You should see that there are only 2 penguins missing body mass observations, one Adelie and one gentoo, compared to 1728 total penguins. With so few missing values, it’s unlikely that the mean mass would change much even if the masses of these two penguins were serious outliers. In this type of case, it’s often okay to exclude the NA values and take the average of all known observations. If a large portion of the data (either overall or within a group) were missing, we might not want to do this.
We tell R to exclude NA values by using the na.rm argument of the mean() function. This argument removes NA values before the calculation. It’s an optional argument, meaning you don’t need to include it unless you want the default behavior of the function to change.
Question
Use the na.rm argument of the mean() function to calculate the average body mass in grams for each species of penguin with NA values removed. If you’re not sure how to add this argument, refer to the documentation for the mean() function.

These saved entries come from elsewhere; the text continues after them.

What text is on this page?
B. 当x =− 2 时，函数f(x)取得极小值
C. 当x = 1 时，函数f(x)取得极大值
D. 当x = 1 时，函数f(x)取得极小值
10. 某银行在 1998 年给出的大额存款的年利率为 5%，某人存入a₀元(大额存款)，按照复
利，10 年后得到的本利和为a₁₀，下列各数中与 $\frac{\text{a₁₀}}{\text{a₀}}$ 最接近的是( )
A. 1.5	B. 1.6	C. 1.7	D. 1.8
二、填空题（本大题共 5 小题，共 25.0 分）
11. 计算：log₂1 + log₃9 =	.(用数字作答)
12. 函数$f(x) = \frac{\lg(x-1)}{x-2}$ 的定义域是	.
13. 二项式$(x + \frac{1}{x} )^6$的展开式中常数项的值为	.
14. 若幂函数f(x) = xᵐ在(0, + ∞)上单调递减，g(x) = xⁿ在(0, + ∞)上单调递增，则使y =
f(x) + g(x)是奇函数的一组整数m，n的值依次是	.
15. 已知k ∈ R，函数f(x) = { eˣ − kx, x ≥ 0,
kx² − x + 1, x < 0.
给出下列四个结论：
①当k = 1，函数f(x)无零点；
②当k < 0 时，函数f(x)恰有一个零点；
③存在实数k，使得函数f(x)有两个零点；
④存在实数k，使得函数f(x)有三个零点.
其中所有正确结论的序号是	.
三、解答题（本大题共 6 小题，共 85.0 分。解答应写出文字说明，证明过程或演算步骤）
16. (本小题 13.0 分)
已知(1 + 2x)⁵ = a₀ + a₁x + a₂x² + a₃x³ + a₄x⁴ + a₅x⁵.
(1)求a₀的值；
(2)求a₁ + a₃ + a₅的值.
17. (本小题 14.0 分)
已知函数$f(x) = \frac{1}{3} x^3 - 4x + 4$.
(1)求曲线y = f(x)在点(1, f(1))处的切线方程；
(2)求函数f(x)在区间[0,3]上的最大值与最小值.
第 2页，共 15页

You should now see numeric values for all three penguin species.
Many other functions that you use within summarize() will behave similarly to the mean() function here and will also have the na.rm optional argument.
Finishing this lab
Step 1: Create twin document
Download the Lab 5 template (if you haven’t done so already). Complete it such that the results in the generated output match the examples in the Lab 5 solutions file.
Step 2: Final Project Data Check 2
As part of your preparation from the final project, you need to identify data sources. In labs four through six, you will investigate a new data repository. Each week, you will identify one dataset that you are interested in. For each dataset, write one sentence explaining why you think this dataset could be a good fit for the project (save this for later). The data need to be downloadable (i.e., not from a package such as openintro or moderndive), and cannot be any data we have used in class. The data must also fit the following characteristics:
- Have at least 200 observations, and no more than 10000
- Have at least 4 variables total (not including ID variable)
- At least 2 categorical variables
- At least 2 numeric variables
Submit the name and URL for the data as part of each week’s Moodle quiz.
You are welcome to use data from any source that meets the above requirements. Here are a few resources to get you started:
- FiveThirtyEight makes the data they use in their articles publicly available.
- The UCI Machine Learning Repository has a collection of datasets used in machine learning.
- Kaggle has a large collection of user-uploaded datasets, often used in competitions hosted on the website.
Step 3: Complete the Moodle Quiz
After completing the data check, complete the Moodle quiz for this lab.